Она надела, не сговариваясь с ним, черные шорты, белое джерси и теннисные туфли. Заплетенные в тугую косу волосы были убраны назад, открывая ее большой выпуклый лоб. Розовая сыпь под нижней губой блестела от глицерина сквозь слой небрежно нанесенной пудры. Она была слишком бледной, чтобы казаться по-настоящему красивой. В руках она держала томик стихов. Моя старшая довольно невзрачна, зато волосы дивные, а младшая прехорошенькая, хотя и рыжая, как лиса, – замечала, бывало, Марина. Неблагодарный возраст, неблагодарное освещение, неблагодарный художник, но благодарный любовник. В нем высоко поднялась откуда-то из подложечной впадины настоящая волна обожания. Пронзительное волнение видеть ее, сознавать, что она знает и что никто больше не знает, чему они предавались так свободно, и грязно, и сладостно менее шести часов тому назад, – оказалось слишком сильным для нашего зеленого любовника, несмотря на его попытку опошлить произошедшее посредством моральной коррективы позорного наречия. Выдавив вялое «здрасьте», а не обычное утреннее приветствие (которое она, впрочем, пропустила мимо ушей), – Ван склонился над завтраком, следя в то же время за каждым ее движением тайным полифемовым органом. Проходя за спиной г-на Вина, она легонько шлепнула его по лысому темени своей книжкой и шумно подвинула стул рядом с ним по другую сторону от Вана. Хлопая кукольными ресницами, она наполнила большую чашку шоколадом. Подцепив ложкой кусок сахару и погрузив его в чашку, она с удовольствием глядела, как горячая коричневая масса, и без того сладкая, заливает и растворяет оплывающий зернистый уголок, а затем и весь кубик.
Между тем дядя Дан запоздалым движением согнал со своего темени воображаемое насекомое, поднял глаза, огляделся и наконец заметил появление вновь прибывшей:
«Ах да, Ада, – сказал он, – вот Вану не терпится кое-что выяснить. Чем это ты занималась, милая, пока мы с ним тушили пламя?»
Ада зарделась его отблеском. Вану никогда не приходилось видеть девочки, да еще с такой прозрачно-белой кожей, да и вообще кого бы то ни было, фарфорового или персикового, кто бы краснел так сильно и привычно, и эта особенность огорчала его гораздо больше, чем любой поступок, который мог ее вызвать. Она украдкой бросила растерянный взгляд на помрачневшего мальчика и понесла что-то о том, что она спала как угорелая, то есть убитая, в своей постели.
«Ничего подобного, – резко перебил ее Ван, – ты со мной смотрела на пожар из окна библиотеки. А дядя Дан is all wet (сел в лужу)».

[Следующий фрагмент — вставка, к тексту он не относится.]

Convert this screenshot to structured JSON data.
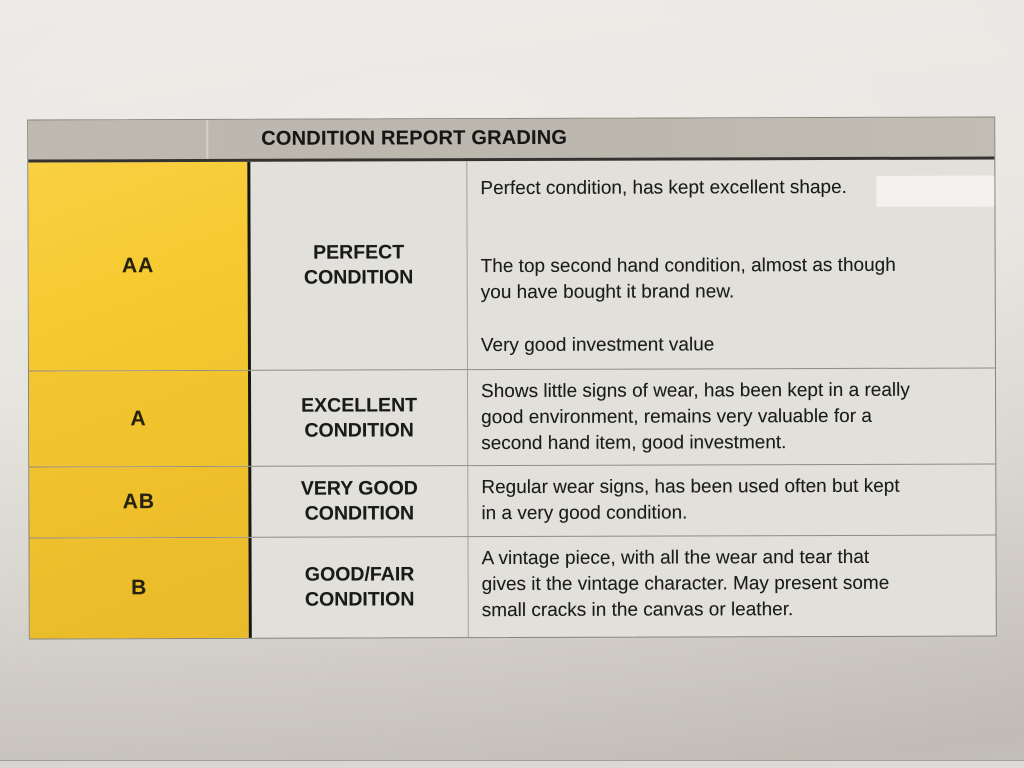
{
  "table": {
    "title": "CONDITION REPORT GRADING",
    "rows": [
      {
        "grade": "AA",
        "label_lines": [
          "PERFECT",
          "CONDITION"
        ],
        "descriptions": [
          "Perfect condition, has kept excellent shape.",
          "The top second hand condition, almost as though you have bought it brand new.",
          "Very good investment value"
        ]
      },
      {
        "grade": "A",
        "label_lines": [
          "EXCELLENT",
          "CONDITION"
        ],
        "descriptions": [
          "Shows little signs of wear, has been kept in a really good environment, remains very valuable for a second hand item, good investment."
        ]
      },
      {
        "grade": "AB",
        "label_lines": [
          "VERY GOOD",
          "CONDITION"
        ],
        "descriptions": [
          "Regular wear signs, has been used often but kept in a very good condition."
        ]
      },
      {
        "grade": "B",
        "label_lines": [
          "GOOD/FAIR",
          "CONDITION"
        ],
        "descriptions": [
          "A vintage piece, with all the wear and tear that gives it the vintage character. May present some small cracks in the canvas or leather."
        ]
      }
    ],
    "colors": {
      "grade_column_yellow": "#f3c52e",
      "header_gray": "#bdb9b0",
      "cell_background": "#e2e0db",
      "heavy_divider_black": "#161612",
      "text": "#1b1b19"
    }
  }
}
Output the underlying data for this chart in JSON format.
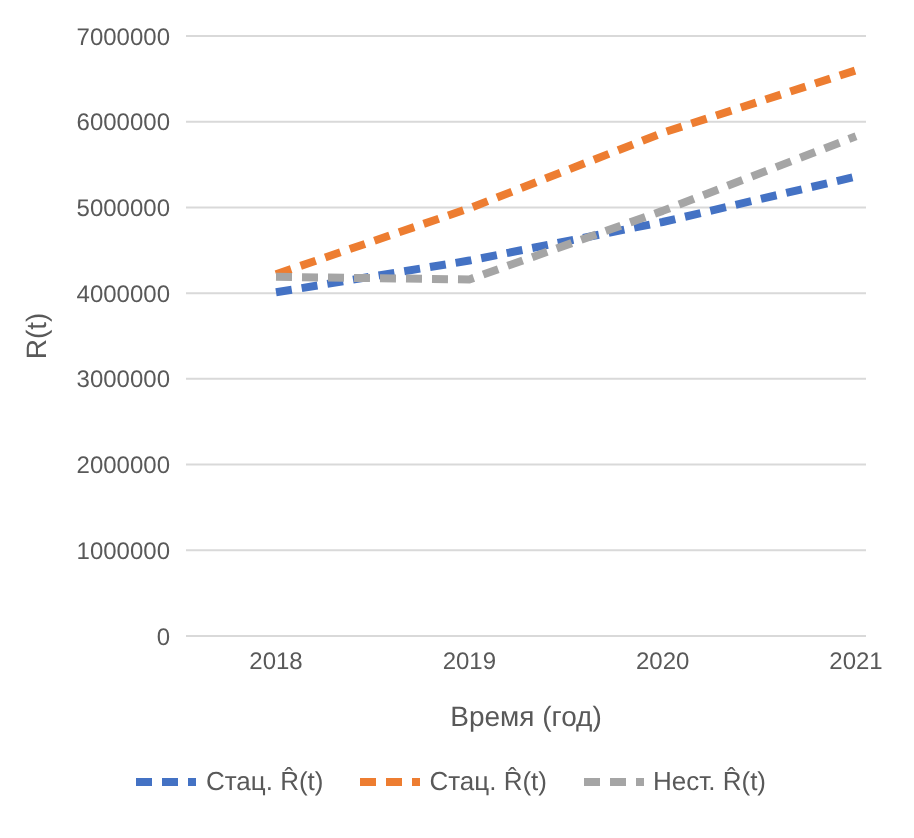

«Ménagez vos américanismes», сказал тот, а затем широко развел руки в отеческом объятии, встречая простодушную Люсетту, которая вбежала в комнату, держа в кулачке, как хоругвь, игрушечную розовую рампетку для ловли бабочек, с жесткой, будто накрахмаленной, сеткой.
Ван, глядя на Аду, неодобрительно покачал головой. Она показала ему острый лепесток языка, и ее возлюбленный, негодуя сам на себя, почувствовал, что в свою очередь заливается краской. Вот тебе и раскрепощение! Он свернул салфетку кольцом и удалился в мѣстечко на дальней стороне вестибюля.
После того как она в свою очередь покончила с завтраком, он подстерег ее, напитанную сливочным маслом, на площадке лестницы. Они располагали всего минутой, чтобы сговориться; дело было, с исторической точки зрения, на заре развития романа, еще находившегося в руках дочек викариев и французских академиков, так что такие мгновения были бесценны. Она стояла, почесывая приподнятое колено. Условились пойти на прогулку перед обедом и подыскать неприметный уголок. Ей нужно было закончить перевод для м-ль Ларивьер. Она показала ему свой черновик. Из Франсуа Коппе? Да.